Miguel Jimenez and Martin Bernat. Altarpiece. “The Prophets Malachi, Daniel and Ezekiel.” 1485-87. Oil on panel. 25 x 60 in. Museo de Zaragoza, Saragossa.

 

“Saint Peter’s empty scroll indicates the artist’s ignorance of Latin, but that he was knowledgeable about Hebrew is shown by the Commandments inscribed on Moses’ tablets,” Mann writes. Never mind that the Hebrew inscription, though mostly correctly formed (some of the letters are inconsistent, and the tracking seems to indicate the artist could not anticipate the proper spacing), does not properly fill the two tablets.

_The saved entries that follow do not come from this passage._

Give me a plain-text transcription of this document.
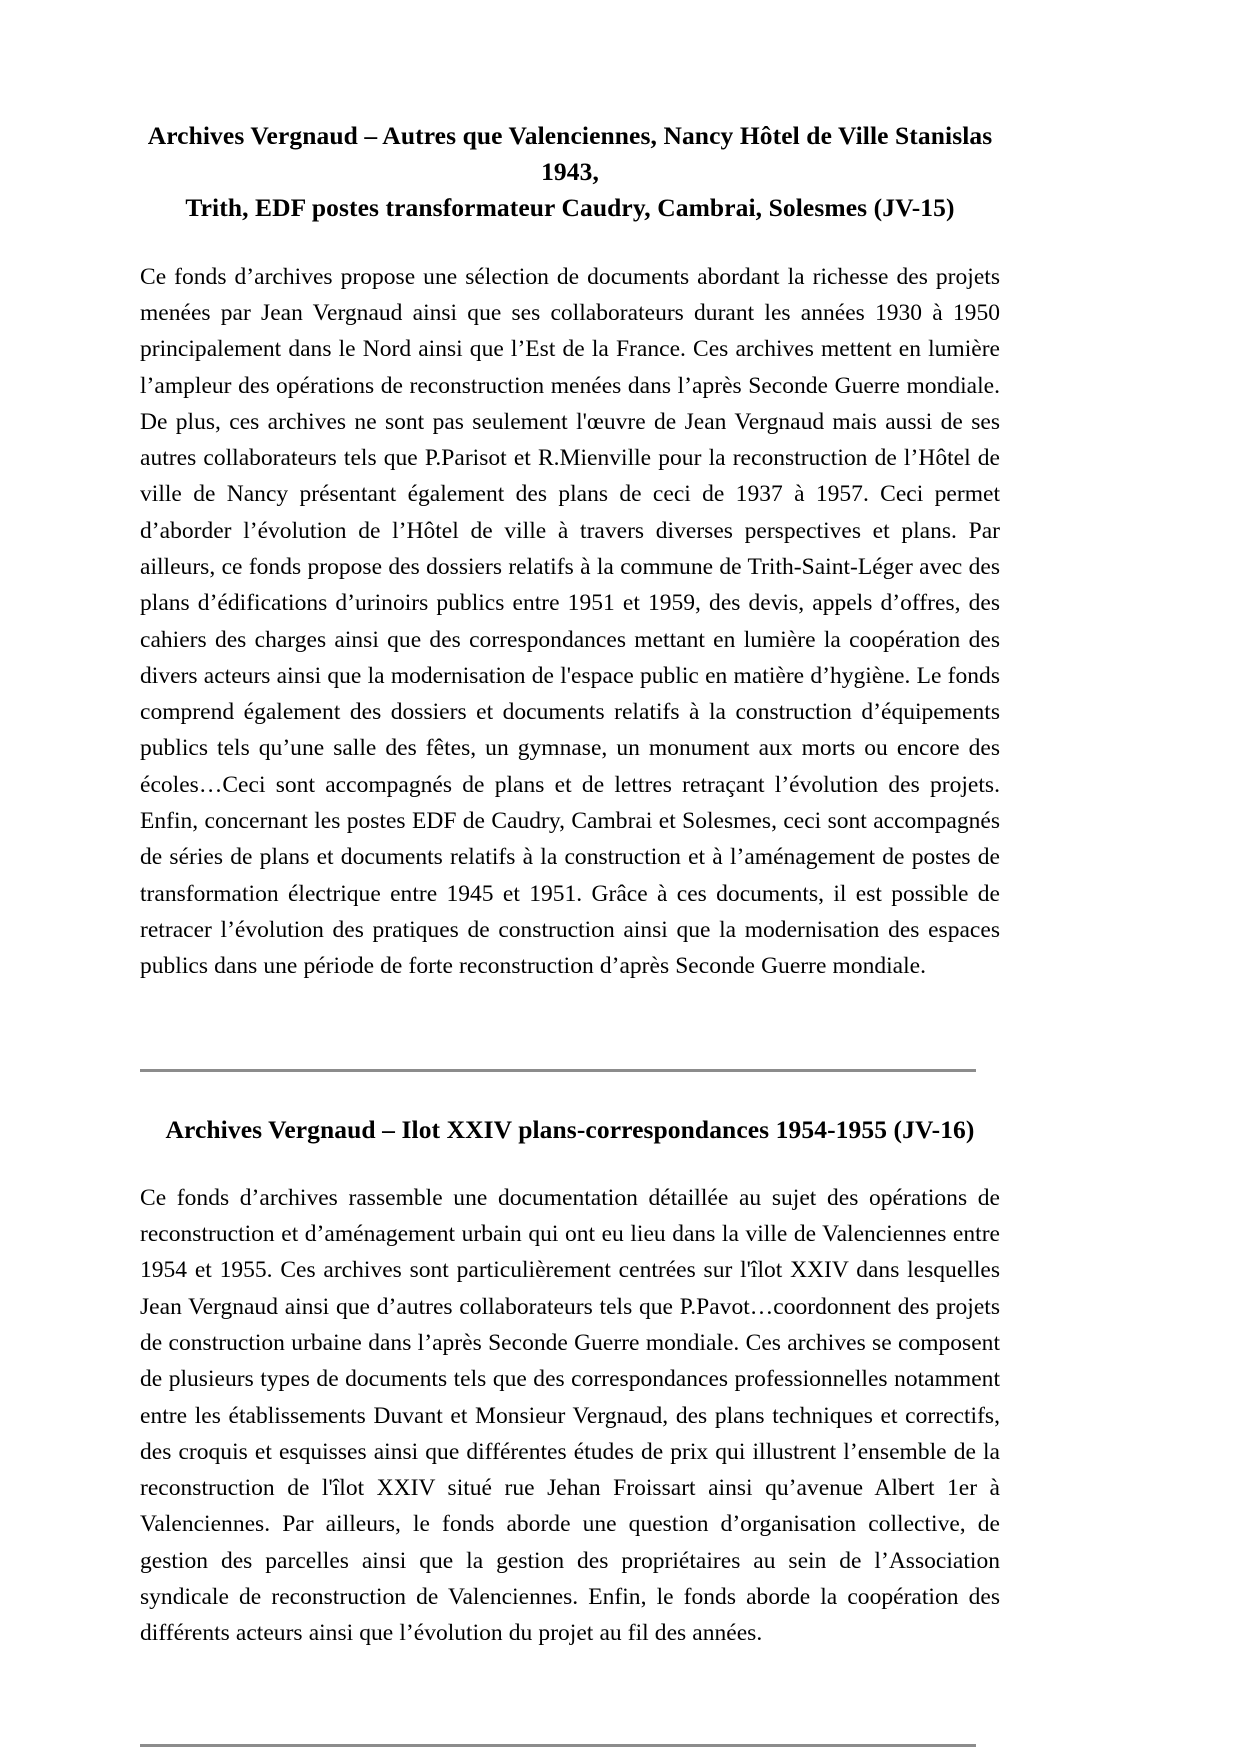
Archives Vergnaud – Autres que Valenciennes, Nancy Hôtel de Ville Stanislas 1943,
Trith, EDF postes transformateur Caudry, Cambrai, Solesmes (JV-15)

Ce fonds d’archives propose une sélection de documents abordant la richesse des projets menées par Jean Vergnaud ainsi que ses collaborateurs durant les années 1930 à 1950 principalement dans le Nord ainsi que l’Est de la France. Ces archives mettent en lumière l’ampleur des opérations de reconstruction menées dans l’après Seconde Guerre mondiale. De plus, ces archives ne sont pas seulement l'œuvre de Jean Vergnaud mais aussi de ses autres collaborateurs tels que P.Parisot et R.Mienville pour la reconstruction de l’Hôtel de ville de Nancy présentant également des plans de ceci de 1937 à 1957. Ceci permet d’aborder l’évolution de l’Hôtel de ville à travers diverses perspectives et plans. Par ailleurs, ce fonds propose des dossiers relatifs à la commune de Trith-Saint-Léger avec des plans d’édifications d’urinoirs publics entre 1951 et 1959, des devis, appels d’offres, des cahiers des charges ainsi que des correspondances mettant en lumière la coopération des divers acteurs ainsi que la modernisation de l'espace public en matière d’hygiène. Le fonds comprend également des dossiers et documents relatifs à la construction d’équipements publics tels qu’une salle des fêtes, un gymnase, un monument aux morts ou encore des écoles…Ceci sont accompagnés de plans et de lettres retraçant l’évolution des projets. Enfin, concernant les postes EDF de Caudry, Cambrai et Solesmes, ceci sont accompagnés de séries de plans et documents relatifs à la construction et à l’aménagement de postes de transformation électrique entre 1945 et 1951. Grâce à ces documents, il est possible de retracer l’évolution des pratiques de construction ainsi que la modernisation des espaces publics dans une période de forte reconstruction d’après Seconde Guerre mondiale.

Archives Vergnaud – Ilot XXIV plans-correspondances 1954-1955 (JV-16)

Ce fonds d’archives rassemble une documentation détaillée au sujet des opérations de reconstruction et d’aménagement urbain qui ont eu lieu dans la ville de Valenciennes entre 1954 et 1955. Ces archives sont particulièrement centrées sur l'îlot XXIV dans lesquelles Jean Vergnaud ainsi que d’autres collaborateurs tels que P.Pavot…coordonnent des projets de construction urbaine dans l’après Seconde Guerre mondiale. Ces archives se composent de plusieurs types de documents tels que des correspondances professionnelles notamment entre les établissements Duvant et Monsieur Vergnaud, des plans techniques et correctifs, des croquis et esquisses ainsi que différentes études de prix qui illustrent l’ensemble de la reconstruction de l'îlot XXIV situé rue Jehan Froissart ainsi qu’avenue Albert 1er à Valenciennes. Par ailleurs, le fonds aborde une question d’organisation collective, de gestion des parcelles ainsi que la gestion des propriétaires au sein de l’Association syndicale de reconstruction de Valenciennes. Enfin, le fonds aborde la coopération des différents acteurs ainsi que l’évolution du projet au fil des années.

The commandments read from right to left across both tablets, so that the rightmost tablet gets commandments one, three, five, seven and nine, while the even-numbered commandments appear on the left tablet. Would an artist who knew Hebrew inscribe the letters as such?

 

The 1420 altarpiece is even worse. If one looks closely enough at the Hebrew inscriptions in the books held by the “doctors,” the Jewish elders, the letters are indeed properly formed, but the inscriptions are gibberish. Some of the vowels improperly appear above rather than below the letters, and the artist has represented just a handful of different letters. Unless the inscription is a Kabbalistic chant with which I am not familiar, the inscription contains true Hebraic letters, but cannot be said to be truly Hebraic.

 

Clearly, there is more work to be done in discovering ow much the artists actually knew of Jewish scripture and the Hebrew language. But the curators at the Museum of Biblical Art (and Mann in particular) deserve a lot of praise for this thought-provoking and very original exhibition.